Chapter 6, Problem 1RP

Determine the shape factor for the wide-flange beam.

R6–1

To determine

The shape factor for the wide-flange beam.

Answer to Problem 1RP

The shape factor for the wide-flange beam is $\underset{\_}{k=1.22}$.

Explanation of Solution

Determination of Elastic moment:

Moment of inertia:

Show the free-body diagram of the beam as in Figure 1.

Consider the beam as rectangular and determine the moment of inertia for rectangular section and deduct the moment of inertia of the two smaller rectangular portions.

Determine the moment of inertia of the I-section using the formula.

$I=\frac{B{D}^3}{12}-2\times \frac{b{d}^3}{12}$ (1)

Here, B is width of rectangular section, D is depth of large rectangular section, b is depth of small rectangular section, and d is depth of small rectangular section.
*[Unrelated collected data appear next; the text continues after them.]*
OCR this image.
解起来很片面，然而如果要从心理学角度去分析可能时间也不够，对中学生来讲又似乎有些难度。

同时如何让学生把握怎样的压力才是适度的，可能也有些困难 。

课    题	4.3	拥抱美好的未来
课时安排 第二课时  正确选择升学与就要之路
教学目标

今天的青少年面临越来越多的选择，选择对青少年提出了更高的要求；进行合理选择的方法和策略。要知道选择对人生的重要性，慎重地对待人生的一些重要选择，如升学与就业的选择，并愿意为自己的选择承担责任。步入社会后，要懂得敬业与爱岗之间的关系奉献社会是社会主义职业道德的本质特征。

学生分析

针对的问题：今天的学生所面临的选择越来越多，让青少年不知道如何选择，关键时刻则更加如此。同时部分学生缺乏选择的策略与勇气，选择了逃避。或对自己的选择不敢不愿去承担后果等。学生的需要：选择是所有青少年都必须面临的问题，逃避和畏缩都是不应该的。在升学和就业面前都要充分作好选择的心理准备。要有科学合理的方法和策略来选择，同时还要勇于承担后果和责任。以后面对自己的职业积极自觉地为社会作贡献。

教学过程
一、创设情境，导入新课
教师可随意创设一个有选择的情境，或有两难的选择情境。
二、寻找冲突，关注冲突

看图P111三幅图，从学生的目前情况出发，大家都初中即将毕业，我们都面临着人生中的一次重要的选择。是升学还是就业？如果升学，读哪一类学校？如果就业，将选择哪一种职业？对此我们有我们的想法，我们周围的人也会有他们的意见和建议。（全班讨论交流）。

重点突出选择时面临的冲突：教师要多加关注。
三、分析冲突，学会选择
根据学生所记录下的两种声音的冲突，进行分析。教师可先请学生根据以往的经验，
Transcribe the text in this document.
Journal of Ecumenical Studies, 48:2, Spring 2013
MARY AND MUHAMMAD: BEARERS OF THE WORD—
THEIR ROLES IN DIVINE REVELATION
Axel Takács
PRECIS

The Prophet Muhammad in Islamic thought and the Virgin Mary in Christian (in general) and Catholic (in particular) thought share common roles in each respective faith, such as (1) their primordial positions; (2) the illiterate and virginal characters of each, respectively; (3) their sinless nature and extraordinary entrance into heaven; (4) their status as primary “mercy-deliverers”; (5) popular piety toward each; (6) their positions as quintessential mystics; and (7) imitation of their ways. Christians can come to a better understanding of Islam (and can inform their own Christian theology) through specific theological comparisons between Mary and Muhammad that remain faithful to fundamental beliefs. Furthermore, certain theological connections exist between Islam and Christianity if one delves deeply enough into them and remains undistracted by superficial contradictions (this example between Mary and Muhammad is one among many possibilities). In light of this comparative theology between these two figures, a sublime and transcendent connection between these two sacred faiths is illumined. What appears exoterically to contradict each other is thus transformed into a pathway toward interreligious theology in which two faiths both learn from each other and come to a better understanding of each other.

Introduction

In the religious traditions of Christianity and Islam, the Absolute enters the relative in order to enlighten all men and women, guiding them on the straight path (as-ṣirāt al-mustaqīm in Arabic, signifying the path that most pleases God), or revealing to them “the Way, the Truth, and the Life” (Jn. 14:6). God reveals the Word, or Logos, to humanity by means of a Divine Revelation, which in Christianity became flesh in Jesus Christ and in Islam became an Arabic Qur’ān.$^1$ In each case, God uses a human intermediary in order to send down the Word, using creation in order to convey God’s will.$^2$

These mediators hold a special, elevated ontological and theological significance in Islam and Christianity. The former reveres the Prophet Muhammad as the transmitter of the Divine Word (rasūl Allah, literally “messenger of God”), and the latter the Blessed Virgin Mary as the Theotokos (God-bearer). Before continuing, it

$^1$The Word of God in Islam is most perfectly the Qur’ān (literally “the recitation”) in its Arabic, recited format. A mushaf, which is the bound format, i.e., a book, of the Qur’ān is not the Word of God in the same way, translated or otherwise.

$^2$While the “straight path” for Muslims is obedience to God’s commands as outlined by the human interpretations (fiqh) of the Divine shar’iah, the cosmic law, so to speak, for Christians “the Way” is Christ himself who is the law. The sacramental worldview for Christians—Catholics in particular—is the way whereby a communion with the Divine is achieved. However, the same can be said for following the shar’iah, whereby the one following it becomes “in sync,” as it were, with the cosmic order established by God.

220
Substitute 180 mm for B, 220 mm for D, 75 mm for b, and 180 mm for d in Equation (1).

$\begin{array}{c}I=\frac{180\times {220}^3}{12}-2\times \frac{75\times {180}^3}{12}\\ =86,820,000{\text{mm}}^4\times \frac{1{\text{m}}^4}{{\left(1,000\text{mm}\right)}^4}\\ =86.82\times {10}^{-6}{\text{m}}^4\end{array}$

Elastic moment:

Determine the elastic moment using the equation.

$M_Y=\frac{{\sigma }_{Y}I}{c}$ (2)

Here, ${\sigma }_Y$ is allowable stress in the beam and c is the distance between the neutral axis and the extreme fibre in the beam.

Substitute $86.82\times {10}^{-6}{\text{m}}^4$ for I and 110 mm for c in Equation (2).

$\begin{array}{c}{M}_Y=\frac{{\sigma }_Y\times 86.82\times {10}^{-6}}{110\text{mm}\times \frac{\text{1}\text{m}}{\text{1,000}\text{mm}}}\\ =\left(0.78927\times {10}^{-3}\right){\sigma }_Y\end{array}$

Determination of plastic moment:

Show the free-body diagram of the profile view of the I-beam as in Figure 2.

Determine the plastic moment in the I-section using the equation.

$\begin{array}{c}{M}_p={\sigma }_Y{A}_1{c}_1+{\sigma }_Y{A}_2{c}_2\\ ={\sigma }_Y{b}_1{h}_1{c}_1+{\sigma }_Y{b}_2{h}_2{c}_2\end{array}$ (3)

Here, $A_1$ is area of flanges, $c_1$ is the distance between the centre to centre of flanges where the force is resultant, $A_2$ is the area of web, and $c_2$ is the distance between the centre to centre of web where the force is resultant.

Substitute 180 mm for $b_1$, 20 mm for $h_1$, 200 mm for $c_1$, 30 mm for $b_2$, 90 mm for $h_2$, and 90 mm for $c_2$ in Equation (3).

$\begin{array}{c}{M}_p=\left(\begin{array}{l}{\sigma }_Y\times 180\text{mm}\times \frac{\text{1}\text{m}}{\text{1,000}\text{mm}}\times 20\text{mm}\times \frac{\text{1}\text{m}}{\text{1,000}\text{mm}}\times 200\text{mm}\times \frac{\text{1}\text{m}}{\text{1,000}\text{mm}}\\ +{\sigma }_Y\times 30\text{mm}\times \frac{\text{1}\text{m}}{\text{1,000}\text{mm}}\times 90\text{mm}\times \frac{\text{1}\text{m}}{\text{1,000}\text{mm}}\times 90\text{mm}\times \frac{\text{1}\text{m}}{\text{1,000}\text{mm}}\end{array}\right)\\ =\left(0.963\times {10}^{-3}\right){\sigma }_Y\end{array}$

Shape factor:

Determine the shape factor for the I-section using the formula.

$k=\frac{M_p}{M_Y}$ (4)

Substitute $\left(0.963\times {10}^{-3}\right){\sigma }_Y$ for $M_p$ and $\left(0.78927\times {10}^{-3}\right){\sigma }_Y$ for $M_Y$ in Equation (4).

$\begin{array}{c}k=\frac{\left(0.963\times {10}^{-3}\right){\sigma }_Y}{\left(0.78927\times {10}^{-3}\right){\sigma }_Y}\\ =1.22\end{array}$

Thus, the shape factor for the wide-flange beam is $\underset{\_}{k=1.22}$.